I felt as though someone was lying next to me in bed […]. I was afraid he’d broken into my room and was in bed with me, so I kept trying to wake up, but couldn’t.

Finally, I woke up, only to find that my entire room had been ransacked, all my furniture lying broken and strewn in pieces about the floor. I was alone, and I stumbled around, panicking and crying out, “What’s going on?” I couldn’t understand what was happening, or what had happened while I’d been sleeping. Everything was a mess, and I hadn’t been woken by any of the vandalism.

I went to the bathroom, as is my usual waking routine, only to look in the mirror and find my face beaten up, my left eye torn by a gash across it. And once again, I was filled with the horrible feeling of being unable to understand what was happening. I realized that I must still be dreaming, and kept trying desperately to wake, but couldn’t. It was like a heavy weight was pressing down on my consciousness, and I couldn’t rise up out of it.

Around me, the bathroom was a mess – ruined and shattered. It was much larger than my bathroom in real life – longer, with a bath tub, and a broken length of something lying on the floor beside the tub. It was dark – I hadn’t turned on the lights. I still kept trying to make sense of what was happening and to wake.
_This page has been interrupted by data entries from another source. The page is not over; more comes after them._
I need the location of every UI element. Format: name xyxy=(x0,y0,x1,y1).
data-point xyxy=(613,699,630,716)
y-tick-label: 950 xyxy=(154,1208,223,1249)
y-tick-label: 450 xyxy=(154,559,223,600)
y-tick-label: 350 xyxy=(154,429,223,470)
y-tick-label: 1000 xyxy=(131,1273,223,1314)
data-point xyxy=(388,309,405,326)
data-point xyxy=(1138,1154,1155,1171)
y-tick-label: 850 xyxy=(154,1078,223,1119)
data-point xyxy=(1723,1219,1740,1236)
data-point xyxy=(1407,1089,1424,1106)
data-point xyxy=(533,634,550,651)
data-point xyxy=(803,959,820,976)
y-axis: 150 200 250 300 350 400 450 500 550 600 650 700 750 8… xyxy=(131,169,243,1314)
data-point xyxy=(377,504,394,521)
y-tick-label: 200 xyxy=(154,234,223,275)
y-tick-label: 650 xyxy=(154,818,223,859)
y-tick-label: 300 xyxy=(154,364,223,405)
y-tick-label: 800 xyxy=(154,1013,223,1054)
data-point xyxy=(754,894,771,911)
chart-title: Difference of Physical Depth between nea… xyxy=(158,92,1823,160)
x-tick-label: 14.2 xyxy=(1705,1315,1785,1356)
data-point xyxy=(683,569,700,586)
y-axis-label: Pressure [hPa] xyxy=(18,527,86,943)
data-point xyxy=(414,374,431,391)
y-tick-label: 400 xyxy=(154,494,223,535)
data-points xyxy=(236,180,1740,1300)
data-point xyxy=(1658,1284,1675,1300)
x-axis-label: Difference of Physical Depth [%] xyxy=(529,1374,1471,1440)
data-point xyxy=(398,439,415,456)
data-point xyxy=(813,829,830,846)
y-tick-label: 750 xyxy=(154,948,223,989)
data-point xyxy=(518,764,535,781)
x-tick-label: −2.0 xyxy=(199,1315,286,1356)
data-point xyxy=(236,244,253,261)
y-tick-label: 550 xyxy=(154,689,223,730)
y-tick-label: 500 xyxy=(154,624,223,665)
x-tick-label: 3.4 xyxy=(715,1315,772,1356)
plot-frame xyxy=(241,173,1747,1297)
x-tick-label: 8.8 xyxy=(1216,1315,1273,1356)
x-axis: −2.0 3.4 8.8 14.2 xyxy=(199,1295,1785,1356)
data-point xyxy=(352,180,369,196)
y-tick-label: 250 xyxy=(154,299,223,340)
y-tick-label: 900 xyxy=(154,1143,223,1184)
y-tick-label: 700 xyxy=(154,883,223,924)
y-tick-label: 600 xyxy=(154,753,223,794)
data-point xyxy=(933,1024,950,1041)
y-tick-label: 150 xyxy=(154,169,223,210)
Eventually, my dream changed, and there were all these cute, blue, fuzzy creatures in an arctic environment, sitting on the ice floes. But I don’t remember much anymore – except that maybe I was at a mall and trying to buy the creatures. I’d ceased to realize that I was dreaming and slept peacefully on, until I finally woke up, feeling very refreshed – and relieved to find that my room was completely orderly, sans vandalism, everything was normal, and that it had all been a dream.